The Aeration Zone: A liberal breath of fresh air

Contributors (otherwise known as "The Aerheads"):

Walldon in New Jersey ---- Marketingace in Pennsylvania ---- Simoneyezd in Ontario
ChiTom in Illinois -- KISSweb in Illinois -- HoundDog in Kansas City -- The Binger in Ohio

About us:

e-mail us at: Scatablog@Yahoo.com

Monday, April 09, 2007

Throwing more money at a race is not the answer

According to an article last week in “The Plank” in the New Republic, James Carville continues to plug replacing Howard Dean as head of the Democratic National Committee

Some big name Democrats want to oust DNC Chairman Howard Dean, arguing that his stubborn commitment to the 50-state strategy and his stinginess with funds for House races cost the Democrats several pickup opportunities.


Beyond the obvious quibble that Dean’s 50-state strategy clearly animated the party nationwide and apparently contributed to a big victory in November, I wonder if Carville and company think the Tammy Duckworth could have won her prominent House race in Illinois with more money from Dean's Democratic National Committee. If so, he does not have a clue.

If anything, the Duckworth-Roskam race proved just the opposite: so much money was sloshing around in that race that most advertising in the last few weeks, certainly the advertising for Duckworth that presumably was from the DCCC, was virtually worthless. Over and over and over and over and over and over again, and over and over again some more, we saw the same OK commercials that were fine in the early stages of the campaign, but by October had become completely worn out. I would guess I saw the most heavily used one at least 100 times.

What Duckworth’s TV campaign was missing was agility: Roskam successfully countered the early commercials demonizing him for right-wing views – sometimes with less than complete accuracy in the factual support – by ridiculing the descriptions of his positions as misleading, and looking like another nice suburban soccer Dad with a pretty wife and nice-looking kids. Even though there were still many positives to build on -- the skillful de-fanging of Roskam was entirely predictable, there continued to be broad admiration for Duckworth and the huge sacrifice she made in Iraq, and the compelling point was that Roskam is a loyal Republican in a time when the party has moved far to the right of the moderate Republicans who populate so much of the District -- the Duckworth/DCCC campaign had nothing to respond with to keep the momentum from building back in Roskam’s favor.
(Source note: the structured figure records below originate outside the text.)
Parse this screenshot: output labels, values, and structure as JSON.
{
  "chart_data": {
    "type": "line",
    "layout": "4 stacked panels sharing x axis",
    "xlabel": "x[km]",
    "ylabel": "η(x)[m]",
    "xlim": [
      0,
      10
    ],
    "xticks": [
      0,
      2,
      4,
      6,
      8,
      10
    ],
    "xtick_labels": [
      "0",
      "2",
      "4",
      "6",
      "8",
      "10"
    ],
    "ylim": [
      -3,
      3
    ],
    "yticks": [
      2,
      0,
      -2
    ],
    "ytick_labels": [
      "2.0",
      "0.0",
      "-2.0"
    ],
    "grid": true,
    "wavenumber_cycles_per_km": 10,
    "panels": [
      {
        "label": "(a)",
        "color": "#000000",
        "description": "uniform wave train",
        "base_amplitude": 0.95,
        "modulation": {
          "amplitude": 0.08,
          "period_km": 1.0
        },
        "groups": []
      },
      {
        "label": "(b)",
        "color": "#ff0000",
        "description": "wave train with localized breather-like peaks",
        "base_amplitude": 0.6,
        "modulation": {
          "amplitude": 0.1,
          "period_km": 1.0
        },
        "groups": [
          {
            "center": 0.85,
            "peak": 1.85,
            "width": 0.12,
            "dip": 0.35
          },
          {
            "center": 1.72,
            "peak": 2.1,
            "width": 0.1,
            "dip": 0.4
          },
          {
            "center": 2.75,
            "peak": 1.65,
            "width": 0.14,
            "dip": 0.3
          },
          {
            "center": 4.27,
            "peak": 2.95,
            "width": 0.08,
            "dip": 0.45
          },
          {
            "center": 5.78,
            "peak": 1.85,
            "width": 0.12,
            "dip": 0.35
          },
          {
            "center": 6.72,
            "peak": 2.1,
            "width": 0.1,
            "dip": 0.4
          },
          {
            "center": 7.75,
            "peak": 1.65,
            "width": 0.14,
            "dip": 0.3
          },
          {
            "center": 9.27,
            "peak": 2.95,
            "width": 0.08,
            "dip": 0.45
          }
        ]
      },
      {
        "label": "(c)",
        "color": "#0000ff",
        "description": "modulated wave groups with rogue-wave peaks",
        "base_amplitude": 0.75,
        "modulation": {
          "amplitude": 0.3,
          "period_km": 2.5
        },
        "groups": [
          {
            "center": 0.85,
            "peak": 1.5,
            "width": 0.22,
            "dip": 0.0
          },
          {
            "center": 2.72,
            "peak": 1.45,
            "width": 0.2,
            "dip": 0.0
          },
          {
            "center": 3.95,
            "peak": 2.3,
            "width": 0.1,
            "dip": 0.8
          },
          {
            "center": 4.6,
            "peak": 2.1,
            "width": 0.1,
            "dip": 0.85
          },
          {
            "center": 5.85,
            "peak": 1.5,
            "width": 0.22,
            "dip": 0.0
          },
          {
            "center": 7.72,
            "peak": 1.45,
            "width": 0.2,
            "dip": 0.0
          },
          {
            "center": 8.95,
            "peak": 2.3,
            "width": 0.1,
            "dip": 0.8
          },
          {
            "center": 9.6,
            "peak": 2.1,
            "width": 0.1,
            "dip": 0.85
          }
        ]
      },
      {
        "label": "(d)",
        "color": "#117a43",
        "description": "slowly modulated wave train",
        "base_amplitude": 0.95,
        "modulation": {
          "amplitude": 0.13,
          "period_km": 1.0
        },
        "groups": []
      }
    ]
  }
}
If the amount spent on her race was not all that different from other races with Democrats who were given huge D.C. support, then the whole premise is dead wrong. Money was not the problem. It was intelligent use of the money. Democrats may have a sophistication problem compared to the business party, the Republicans who can corral the best marketing communications talent in the country. The result is the Dems always thinking more money will do the trick, with insufficient attention to whether the message is exactly right at exactly the time it must be made. Agility, people: be ready for what comes, and have the answer ready the next day.

2 Comments:

Anonymous Anonymous said...

As a former Fortune 100 marketing manager, I recognize this excellent advice on promotion policy when I see it.

12:07 AM  
Blogger KISSWeb said...

Just saw Obama on Letterman. Terrific in my book. He followed this almost to a "t," and had a great metaphor: we're all trying out for quarterback on the same team.